Health Sciences North in Sudbury is important to all of Northeastern Ontario as our regional go-to health facility for serious health concerns and traumas. The current drive to raise the last $2 million towards the purchase of a PET scanner to increase the level of diagnostic services is certainly something we should all support.
But there are other, less high profile agencies and resources in the North’s largest city that are, in their way, equally important to people from small communities such as ours on Manitoulin Island.
One of these, the Glenn Crombie Centre, at Cambrian College’s main campus is a facility unique among Ontario’s community colleges as its sole purpose is to assist people with any kind of disability in their goal of achieving a post-secondary education.
This includes people who have lifetime physical or intellectual challenges as well as those who may have suffered an injury that makes their previous work impossible for them to do.
The late Glenn Crombie, after whom this unique facility was named, served as Cambrian College’s president for many years, retiring in the mid-1990s.
The notion of accessibility to the school over which he presided was very important to Mr. Crombie who was acknowledged earlier in his career in Sudbury for making Cambrian College the first in the provincial college system to remove or adapt physical barriers for people in wheelchairs.
He went on to envision a place of regional significance where there would be no barriers, physical or otherwise, for people facing any number of challenges but who wanted to go to college.
Once again, this concept was ahead of its time and when it was operating and Mr. Crombie had retired, the college board at the time decided to name it in his honour.
Similarly, and at about the same time, Sudbury community leader Chris Sheridan had a flash of inspiration that led to the House of Kin, a repurposed hotel at the Four Corners, where out of town families or individuals facing treatment at Health Sciences North can find comfortable, affordable accommodation.
The House of Kin gets its name from the Sudbury Kinsman’s Club, the service club that took on Mr. Sheridan’s idea and made it a reality. (The Kinsman’s Club is also Canada’s largest all-Canadian service club.)
The Glenn Crombie Centre has served a number of Manitoulin citizens over the 20 years since its opening and will be there to serve those who need it in the years to come.
Similarly, the House of Kin has been vitally important to Manitoulin people who have needed to be near a family member who was receiving treatment at Health Sciences North or any other of Sudbury’s medical facilities. It has meant that they have been to stay in the city in very affordable accommodations thanks to the Kinsman’s Club’s efforts and Mr. Sheridan’s vision.

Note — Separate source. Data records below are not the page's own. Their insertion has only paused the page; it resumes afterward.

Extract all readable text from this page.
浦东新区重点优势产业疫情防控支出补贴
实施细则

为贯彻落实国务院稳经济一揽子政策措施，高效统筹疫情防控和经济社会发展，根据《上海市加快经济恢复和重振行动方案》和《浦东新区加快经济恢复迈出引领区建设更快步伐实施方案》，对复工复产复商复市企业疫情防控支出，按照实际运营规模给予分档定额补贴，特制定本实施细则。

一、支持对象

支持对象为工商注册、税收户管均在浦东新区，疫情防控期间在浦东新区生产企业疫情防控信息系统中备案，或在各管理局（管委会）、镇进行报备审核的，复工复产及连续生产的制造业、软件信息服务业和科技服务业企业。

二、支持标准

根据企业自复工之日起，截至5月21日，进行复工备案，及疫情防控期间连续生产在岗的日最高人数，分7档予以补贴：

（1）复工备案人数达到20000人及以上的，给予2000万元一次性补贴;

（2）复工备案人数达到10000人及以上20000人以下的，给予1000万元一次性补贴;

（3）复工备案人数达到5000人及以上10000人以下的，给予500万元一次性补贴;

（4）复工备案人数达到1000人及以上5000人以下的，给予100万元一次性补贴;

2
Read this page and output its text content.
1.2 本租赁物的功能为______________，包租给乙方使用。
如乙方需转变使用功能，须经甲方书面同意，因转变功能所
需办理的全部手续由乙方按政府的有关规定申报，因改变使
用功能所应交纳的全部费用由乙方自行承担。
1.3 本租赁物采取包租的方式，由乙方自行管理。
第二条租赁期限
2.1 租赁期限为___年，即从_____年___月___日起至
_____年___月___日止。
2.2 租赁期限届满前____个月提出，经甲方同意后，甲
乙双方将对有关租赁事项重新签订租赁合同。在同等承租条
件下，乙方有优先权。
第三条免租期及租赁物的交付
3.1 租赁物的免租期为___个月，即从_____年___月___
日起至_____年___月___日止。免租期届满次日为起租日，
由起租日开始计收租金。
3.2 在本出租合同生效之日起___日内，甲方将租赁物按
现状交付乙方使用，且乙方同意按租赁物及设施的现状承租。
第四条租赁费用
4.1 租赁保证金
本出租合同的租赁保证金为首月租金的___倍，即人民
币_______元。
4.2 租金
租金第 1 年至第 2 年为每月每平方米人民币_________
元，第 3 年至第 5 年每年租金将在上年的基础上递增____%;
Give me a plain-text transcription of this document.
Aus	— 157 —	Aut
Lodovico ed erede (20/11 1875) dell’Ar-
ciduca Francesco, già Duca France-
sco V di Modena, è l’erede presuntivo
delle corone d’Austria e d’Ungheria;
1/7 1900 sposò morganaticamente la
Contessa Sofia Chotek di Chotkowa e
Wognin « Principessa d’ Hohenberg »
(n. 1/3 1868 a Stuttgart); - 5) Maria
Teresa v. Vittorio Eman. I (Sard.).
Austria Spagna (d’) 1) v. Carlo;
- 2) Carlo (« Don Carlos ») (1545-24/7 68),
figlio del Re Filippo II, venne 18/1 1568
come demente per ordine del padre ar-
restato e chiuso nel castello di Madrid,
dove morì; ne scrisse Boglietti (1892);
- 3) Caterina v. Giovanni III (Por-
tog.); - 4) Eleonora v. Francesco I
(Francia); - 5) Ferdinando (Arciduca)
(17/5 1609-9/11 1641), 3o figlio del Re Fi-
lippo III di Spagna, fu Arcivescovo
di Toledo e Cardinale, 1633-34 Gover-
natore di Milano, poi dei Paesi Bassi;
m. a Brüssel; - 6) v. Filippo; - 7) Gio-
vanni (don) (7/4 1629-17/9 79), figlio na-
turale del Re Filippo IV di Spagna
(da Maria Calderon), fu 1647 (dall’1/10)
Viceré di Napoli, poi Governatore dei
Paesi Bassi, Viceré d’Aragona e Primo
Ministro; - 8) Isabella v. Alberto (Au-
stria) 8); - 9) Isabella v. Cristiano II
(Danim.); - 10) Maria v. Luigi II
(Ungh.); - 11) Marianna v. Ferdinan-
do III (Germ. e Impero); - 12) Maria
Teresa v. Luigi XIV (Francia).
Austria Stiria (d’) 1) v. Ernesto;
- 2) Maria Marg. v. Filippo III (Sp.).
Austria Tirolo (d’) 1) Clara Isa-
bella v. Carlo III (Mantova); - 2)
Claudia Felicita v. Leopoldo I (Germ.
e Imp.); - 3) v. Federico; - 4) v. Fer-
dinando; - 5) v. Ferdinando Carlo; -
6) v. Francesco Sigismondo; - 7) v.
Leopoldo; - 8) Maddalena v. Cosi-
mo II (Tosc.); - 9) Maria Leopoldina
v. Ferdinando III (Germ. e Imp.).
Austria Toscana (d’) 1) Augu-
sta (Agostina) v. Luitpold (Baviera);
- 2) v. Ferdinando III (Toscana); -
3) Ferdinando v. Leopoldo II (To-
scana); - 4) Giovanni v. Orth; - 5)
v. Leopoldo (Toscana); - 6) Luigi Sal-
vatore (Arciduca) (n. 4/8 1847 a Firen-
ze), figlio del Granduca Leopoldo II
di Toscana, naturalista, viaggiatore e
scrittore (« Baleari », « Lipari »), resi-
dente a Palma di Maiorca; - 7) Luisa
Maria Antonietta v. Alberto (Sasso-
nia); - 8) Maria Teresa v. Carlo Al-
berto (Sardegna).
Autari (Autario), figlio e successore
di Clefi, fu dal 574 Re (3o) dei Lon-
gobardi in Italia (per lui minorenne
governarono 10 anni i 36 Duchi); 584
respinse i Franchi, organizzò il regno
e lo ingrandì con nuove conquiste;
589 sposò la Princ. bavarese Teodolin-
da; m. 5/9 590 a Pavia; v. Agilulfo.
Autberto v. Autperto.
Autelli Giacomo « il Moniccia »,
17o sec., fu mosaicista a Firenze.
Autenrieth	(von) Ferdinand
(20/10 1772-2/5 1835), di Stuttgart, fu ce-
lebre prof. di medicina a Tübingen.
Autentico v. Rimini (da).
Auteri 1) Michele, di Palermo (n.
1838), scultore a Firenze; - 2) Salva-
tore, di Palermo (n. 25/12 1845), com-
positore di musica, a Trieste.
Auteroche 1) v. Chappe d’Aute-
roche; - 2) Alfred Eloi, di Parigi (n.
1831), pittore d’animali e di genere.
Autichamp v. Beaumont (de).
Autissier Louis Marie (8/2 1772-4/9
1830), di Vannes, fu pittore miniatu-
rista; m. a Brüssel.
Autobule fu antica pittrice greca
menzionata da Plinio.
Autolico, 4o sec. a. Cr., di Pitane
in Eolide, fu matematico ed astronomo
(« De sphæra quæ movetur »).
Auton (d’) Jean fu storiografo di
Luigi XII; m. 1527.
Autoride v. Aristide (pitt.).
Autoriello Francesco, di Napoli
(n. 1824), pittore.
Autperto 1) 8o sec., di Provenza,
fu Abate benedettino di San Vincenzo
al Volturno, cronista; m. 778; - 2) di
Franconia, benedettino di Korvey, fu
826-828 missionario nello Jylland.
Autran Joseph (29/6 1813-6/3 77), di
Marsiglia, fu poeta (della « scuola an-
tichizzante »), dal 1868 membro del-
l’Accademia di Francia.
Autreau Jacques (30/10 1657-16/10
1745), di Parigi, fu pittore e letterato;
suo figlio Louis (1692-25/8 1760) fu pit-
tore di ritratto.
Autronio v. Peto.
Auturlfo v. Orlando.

We take resources like the Glenn Crombie Centre an the House of Kin for granted but they exist as unique regional facilities that make the lives of Northern Ontario people just a little bit easier.
What is remarkable is that these resources began as “good ideas” in the minds of, respectively, Glenn Crombie and Chris Sheridan.
The same is true of the current fundraising campaign for the PET scanner diagnostic equipment.
It was initiated by the late Sam Bruno who, when he was being treated for the illness that ultimately claimed his life, was forced to travel to Toronto to access PET scanning diagnostics.
From this first-hand experience, Mr. Bruno set out to convince the Ontario Ministry of Health that the North needed its own PET scanner to avoid this additional travel. Sudbury and Health Sciences North have been approved for the device and the fundraising for its purchase is now more than half complete.
Once again, this is someone’s visionary project that, when it is in place, will be one more regional resource that people from Manitoulin Island as well as the rest of Northeastern Ontario will have ready access to.
There is also the NEO (Northeastern Ontario) Children’s Treatment Centre that is presently being planned and for which funds are also being raised throughout the North, another project aimed at easing the lot of Northerners.
We are fortunate that people not only conceive of these projects as good ideas but then also go on to act on them to bring them into reality.
Manitoulin Island is geographically fortunate to be located as close as we are to Sudbury and the resources we’ve recounted but, even for people from Kapuskasing, White River or Fort Albany, a trip to Sudbury is easier on the nerves then a trip to downtown Toronto would be to access similar services.